This year’s festival jury, chaired by director Ruggero Deodato, certainly had no easy task. A total of nine films competed for best film. Full of passion and esteem, Deodato announced the winner on 02 September 2018 – the biographical film drama “A ROSE IN WINTER” directed by Joshua Sinclair.
In impressive images by triple Oscar-winning cinematographer Vittorio Storaro, the film tells the moving and motivating life story of nun Edith Stein. Born a Jew, she demonstrated uncompromising courage as an outspoken proponent of justice in the women’s movement at the beginning of National Socialism in Germany. Her actions as a Carmelite challenged the Holy See to oppose the Holocaust. A path that would lead to her martyrdom in Auschwitz.
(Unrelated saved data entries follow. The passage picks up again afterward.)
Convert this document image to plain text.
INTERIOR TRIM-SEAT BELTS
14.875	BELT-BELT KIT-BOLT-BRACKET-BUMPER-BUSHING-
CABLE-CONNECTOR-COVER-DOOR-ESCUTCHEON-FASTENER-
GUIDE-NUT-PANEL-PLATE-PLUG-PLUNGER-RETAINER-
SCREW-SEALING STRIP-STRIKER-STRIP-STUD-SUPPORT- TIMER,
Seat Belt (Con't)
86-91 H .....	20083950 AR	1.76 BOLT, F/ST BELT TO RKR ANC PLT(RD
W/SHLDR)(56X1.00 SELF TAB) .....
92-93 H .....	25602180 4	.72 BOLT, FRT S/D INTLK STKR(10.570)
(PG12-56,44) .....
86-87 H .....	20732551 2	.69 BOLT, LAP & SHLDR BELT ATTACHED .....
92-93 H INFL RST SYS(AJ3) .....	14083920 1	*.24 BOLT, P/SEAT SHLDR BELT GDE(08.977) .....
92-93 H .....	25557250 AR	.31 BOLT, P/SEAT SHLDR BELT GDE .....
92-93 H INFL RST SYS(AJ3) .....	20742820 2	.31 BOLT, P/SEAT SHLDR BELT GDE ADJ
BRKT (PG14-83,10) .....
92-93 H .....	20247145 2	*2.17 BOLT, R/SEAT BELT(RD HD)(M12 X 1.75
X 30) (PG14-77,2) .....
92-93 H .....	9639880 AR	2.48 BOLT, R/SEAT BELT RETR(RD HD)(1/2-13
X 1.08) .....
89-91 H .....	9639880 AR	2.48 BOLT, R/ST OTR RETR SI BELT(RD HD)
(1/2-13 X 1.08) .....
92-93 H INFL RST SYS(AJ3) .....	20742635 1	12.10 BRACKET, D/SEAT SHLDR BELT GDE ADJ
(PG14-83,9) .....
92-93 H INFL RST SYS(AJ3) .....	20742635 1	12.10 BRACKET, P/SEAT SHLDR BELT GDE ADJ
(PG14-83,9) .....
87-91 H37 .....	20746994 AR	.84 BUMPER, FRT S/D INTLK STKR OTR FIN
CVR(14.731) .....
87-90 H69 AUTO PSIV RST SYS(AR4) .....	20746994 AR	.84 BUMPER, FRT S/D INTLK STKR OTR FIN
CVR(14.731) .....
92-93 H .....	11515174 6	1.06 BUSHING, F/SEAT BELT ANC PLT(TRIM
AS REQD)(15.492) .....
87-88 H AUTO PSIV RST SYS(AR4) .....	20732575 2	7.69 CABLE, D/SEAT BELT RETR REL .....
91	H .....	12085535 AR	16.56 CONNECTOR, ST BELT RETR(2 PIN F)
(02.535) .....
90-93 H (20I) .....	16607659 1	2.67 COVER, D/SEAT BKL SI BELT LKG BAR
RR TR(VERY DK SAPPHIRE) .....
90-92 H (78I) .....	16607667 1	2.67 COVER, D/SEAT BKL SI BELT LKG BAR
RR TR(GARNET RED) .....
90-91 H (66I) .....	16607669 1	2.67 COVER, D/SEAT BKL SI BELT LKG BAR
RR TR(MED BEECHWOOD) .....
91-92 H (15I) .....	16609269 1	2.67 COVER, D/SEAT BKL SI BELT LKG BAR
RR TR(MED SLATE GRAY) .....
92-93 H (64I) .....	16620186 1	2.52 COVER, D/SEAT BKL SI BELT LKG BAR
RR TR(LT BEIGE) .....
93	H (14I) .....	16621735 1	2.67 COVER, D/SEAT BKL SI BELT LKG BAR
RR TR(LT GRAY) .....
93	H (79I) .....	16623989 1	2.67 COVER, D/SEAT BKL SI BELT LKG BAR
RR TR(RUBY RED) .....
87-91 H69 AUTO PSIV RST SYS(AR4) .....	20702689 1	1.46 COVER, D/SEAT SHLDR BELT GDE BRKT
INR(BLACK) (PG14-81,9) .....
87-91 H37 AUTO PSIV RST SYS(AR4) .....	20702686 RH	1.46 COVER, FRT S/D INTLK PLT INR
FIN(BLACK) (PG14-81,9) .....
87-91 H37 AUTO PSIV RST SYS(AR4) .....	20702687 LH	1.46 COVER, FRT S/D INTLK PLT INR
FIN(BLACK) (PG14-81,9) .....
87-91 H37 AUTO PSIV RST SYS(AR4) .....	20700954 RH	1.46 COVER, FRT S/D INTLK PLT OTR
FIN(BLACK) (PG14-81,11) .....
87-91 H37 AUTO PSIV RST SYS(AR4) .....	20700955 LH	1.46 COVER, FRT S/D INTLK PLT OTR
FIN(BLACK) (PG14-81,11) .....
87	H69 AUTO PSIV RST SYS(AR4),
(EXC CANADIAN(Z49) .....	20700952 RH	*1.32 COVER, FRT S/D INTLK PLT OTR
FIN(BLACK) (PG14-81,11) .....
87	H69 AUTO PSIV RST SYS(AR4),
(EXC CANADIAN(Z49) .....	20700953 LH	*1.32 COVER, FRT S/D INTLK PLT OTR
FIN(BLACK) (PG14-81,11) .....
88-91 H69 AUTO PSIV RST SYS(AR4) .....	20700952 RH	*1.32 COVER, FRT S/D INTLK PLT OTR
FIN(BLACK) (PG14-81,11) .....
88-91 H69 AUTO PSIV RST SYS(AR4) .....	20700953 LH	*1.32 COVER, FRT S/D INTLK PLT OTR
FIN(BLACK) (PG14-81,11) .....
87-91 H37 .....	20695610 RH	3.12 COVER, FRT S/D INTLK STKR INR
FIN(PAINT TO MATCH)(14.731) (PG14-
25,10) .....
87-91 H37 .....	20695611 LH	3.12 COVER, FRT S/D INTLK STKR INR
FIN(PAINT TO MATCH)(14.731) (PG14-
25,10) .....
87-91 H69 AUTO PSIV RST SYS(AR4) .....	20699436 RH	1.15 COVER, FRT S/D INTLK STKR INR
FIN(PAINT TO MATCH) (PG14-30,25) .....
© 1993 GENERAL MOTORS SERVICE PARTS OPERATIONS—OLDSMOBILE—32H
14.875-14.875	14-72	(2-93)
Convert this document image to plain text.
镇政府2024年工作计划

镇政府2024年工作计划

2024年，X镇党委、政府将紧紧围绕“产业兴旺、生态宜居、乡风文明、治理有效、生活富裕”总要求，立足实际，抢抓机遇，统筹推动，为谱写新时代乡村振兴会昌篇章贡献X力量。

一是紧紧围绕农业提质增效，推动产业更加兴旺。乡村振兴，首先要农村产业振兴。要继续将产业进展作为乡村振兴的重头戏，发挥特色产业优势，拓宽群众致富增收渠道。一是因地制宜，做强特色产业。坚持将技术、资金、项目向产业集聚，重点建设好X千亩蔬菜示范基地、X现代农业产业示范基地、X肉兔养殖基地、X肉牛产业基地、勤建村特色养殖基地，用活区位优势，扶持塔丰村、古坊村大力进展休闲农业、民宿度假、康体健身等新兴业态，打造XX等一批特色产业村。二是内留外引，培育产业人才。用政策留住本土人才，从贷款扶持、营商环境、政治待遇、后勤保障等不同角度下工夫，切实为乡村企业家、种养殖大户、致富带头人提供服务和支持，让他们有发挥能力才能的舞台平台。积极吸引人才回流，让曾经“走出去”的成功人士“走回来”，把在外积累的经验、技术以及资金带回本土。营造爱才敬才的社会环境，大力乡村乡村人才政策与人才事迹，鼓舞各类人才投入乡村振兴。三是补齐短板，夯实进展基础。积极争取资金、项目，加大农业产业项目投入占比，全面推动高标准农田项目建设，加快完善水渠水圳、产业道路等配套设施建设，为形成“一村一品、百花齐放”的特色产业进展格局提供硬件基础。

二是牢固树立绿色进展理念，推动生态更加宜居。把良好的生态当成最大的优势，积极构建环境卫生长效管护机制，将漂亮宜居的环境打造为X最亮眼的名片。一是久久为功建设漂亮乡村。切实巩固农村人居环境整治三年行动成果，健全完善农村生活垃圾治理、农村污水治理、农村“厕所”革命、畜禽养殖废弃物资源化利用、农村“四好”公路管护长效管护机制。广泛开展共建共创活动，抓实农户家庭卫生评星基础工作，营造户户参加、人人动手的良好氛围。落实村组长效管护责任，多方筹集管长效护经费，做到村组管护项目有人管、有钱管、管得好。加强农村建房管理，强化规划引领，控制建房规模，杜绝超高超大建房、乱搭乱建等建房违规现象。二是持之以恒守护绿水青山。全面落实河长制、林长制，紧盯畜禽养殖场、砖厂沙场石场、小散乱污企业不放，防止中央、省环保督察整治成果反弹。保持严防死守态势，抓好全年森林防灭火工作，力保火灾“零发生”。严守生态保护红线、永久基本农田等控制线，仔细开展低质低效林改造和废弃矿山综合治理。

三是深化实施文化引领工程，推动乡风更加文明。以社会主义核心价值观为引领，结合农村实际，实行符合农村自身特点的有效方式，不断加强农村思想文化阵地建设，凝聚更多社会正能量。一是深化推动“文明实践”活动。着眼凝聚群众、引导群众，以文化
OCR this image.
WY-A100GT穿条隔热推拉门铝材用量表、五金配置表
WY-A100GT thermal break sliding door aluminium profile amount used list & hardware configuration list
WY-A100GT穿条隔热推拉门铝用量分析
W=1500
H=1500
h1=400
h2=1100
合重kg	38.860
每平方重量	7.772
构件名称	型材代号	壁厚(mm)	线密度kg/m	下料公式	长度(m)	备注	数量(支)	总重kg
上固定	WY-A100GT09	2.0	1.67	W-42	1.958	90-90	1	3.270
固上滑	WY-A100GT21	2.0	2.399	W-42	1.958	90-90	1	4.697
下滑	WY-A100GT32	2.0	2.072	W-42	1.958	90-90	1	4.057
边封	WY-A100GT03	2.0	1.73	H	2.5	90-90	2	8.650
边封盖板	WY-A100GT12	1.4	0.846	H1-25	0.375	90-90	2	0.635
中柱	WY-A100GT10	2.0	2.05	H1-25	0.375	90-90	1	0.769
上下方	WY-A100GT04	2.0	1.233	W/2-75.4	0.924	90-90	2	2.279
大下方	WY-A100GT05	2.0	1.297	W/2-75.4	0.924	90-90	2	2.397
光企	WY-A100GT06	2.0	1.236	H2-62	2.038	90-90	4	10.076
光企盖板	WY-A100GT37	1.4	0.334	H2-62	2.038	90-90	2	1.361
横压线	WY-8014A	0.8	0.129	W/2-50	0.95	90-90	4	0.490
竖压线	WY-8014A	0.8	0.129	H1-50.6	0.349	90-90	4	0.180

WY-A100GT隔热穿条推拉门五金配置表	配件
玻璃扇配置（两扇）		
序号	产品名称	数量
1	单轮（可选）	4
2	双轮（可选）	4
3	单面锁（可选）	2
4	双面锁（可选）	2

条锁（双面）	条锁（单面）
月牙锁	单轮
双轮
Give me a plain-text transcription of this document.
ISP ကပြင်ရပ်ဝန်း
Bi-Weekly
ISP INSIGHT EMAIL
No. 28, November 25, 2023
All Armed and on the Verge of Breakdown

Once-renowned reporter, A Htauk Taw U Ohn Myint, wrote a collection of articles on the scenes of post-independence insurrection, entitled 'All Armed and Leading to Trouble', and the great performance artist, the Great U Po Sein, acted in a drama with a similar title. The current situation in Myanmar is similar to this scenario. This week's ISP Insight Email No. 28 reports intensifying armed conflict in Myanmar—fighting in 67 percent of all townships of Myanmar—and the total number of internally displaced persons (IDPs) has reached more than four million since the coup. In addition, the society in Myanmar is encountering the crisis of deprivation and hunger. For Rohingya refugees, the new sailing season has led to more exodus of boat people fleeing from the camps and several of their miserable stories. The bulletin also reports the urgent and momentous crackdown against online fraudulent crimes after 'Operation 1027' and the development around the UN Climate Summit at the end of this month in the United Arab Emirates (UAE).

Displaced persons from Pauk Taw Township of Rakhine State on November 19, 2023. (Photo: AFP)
The audience in Wolfsburg honored the film and its award with minutes of applause. Lead actress Zana Marjanovic, director Joshua Sinclair, cinematographer Vittorio Storaro, actress Anja Kruse and producer Ruggero de Vergiliis were visibly moved and grateful for the award. In the following Q & A with festival director Dr. Michael Flintrop, they provided exciting insights into the making of the film and underscored its all-important message.
On 03. September 2018, Cineways Marketing Director Cordula Ebeling presented the trophy to Zana Marjanovic and Joshua Sinclair.
by Cineways Creative Director Benjamin Lind (published on Letterboxd.com)
A ROSE IN WINTER tells the moving and motivating life story of nun Edith Stein. Born a Jew, she demonstrated uncompromising courage as an outspoken proponent of justice in the women’s movement at the beginning of National Socialism in Germany. Her actions as a Carmelite challenged the Holy See to oppose the Holocaust. A path that would lead to her martyrdom in Auschwitz.
I must admit, I had never heard of Edith Stein before I went to see the screening at the 7th Cineways International Filmfestival in Wolfsburg. A little research into her life story built up both curiosity and anticipation to see her extraordinary journey on the big screen.
The cast and crew of the film couldn’t have been chosen more carefully – first and foremost, it was the combination of director Joshua Sinclair (“Jump!”, “Shaka Zulu”), lead actress Zana Marjanovic (“In the Land of Blood and Honey”) and triple Oscar-winning cinematographer Vittorio Storaro (“Apocalypse Now”, “Reds”, “The Last Emperor”) that provided the film with its foundation for excellence.
Opening with a nighttime cityscape panning into a newspaper office, your are immediately thrown into the magical world of cinematographer Vittorio Storaro, in which every shot almost feels like a painting coming to life. We are introduced to journalist Michael Praeger (Christian Cooke) who begins to delve into the story of Edith Stein and thus serves as a guide through the plot during which he discovers, that he himself is an essential part of it.
Bosnian actress Zana Marjanovic delivers a moving, multi-faceted and poignant performance in portraying Edith Stein. You realise quite rapidly, why director Joshua Sinclair did not want anyone else for the role. Complemented by the extraordinary lighting and colour palette of Storaros masterful cinematography, Edith Stein is given a cinematic memorial, relaying a powerful message to the audience that cannot be overlooked or mistaken. No woman in the world should ever be afraid of speaking her mind, standing up against sexism and abuse as well as demanding to be treated equally without exception.
The supporting cast includes some extraordinary international talent who jointly breathe life into their respective characters. Among them are Anja Kruse (“Die schöne Wilhelmine”), Karl Markovics (“Grand Budapest Hotel”), Hannelore Elsner (“Die Kommissarin”), Ken Duken (“Inglorious Basterds”), Alice Krige (“Star Trek – First Contact”) and Franco Nero (“Django”) in a guest appearance.
What made this film stand out for me was the masterstroke of wrapping the overall sad and emotional story in a perfect symbiosis of beautiful visuals, a subtle musical score, excellent direction and high quality acting. Every filming location carefully selected and captured on film, every costume and make-up fitting to the smallest detail. Altogether, you are thrown into a living work of art where the love and dedication of all participants becomes palpable and has created a moving film that brought me to tears three times during its final half.
Never during its 138 minute runtime does the film explicitly hit you over the head by instilling feelings of guilt for what happened during the Nazi regime – a feeling that you easily get with many films when you are German like me. But although I am of another generation, I felt rightfully ashamed of our past by being confronted with the fate of the individual – Edith Stein. But the shame is a healthy one, as it reminds you to look inside your heart and ask yourself, how you see our world in the present and reflect on your political and interpersonal views.
With A ROSE IN WINTER, director Joshua Sinclair and his team have not only delivered a film for a mere quality afternoon in the cinema but an experience that grabs you, shakes you and makes you confront realities. That is the power of real cinema and deserves nothing less than 5 out of 5 stars.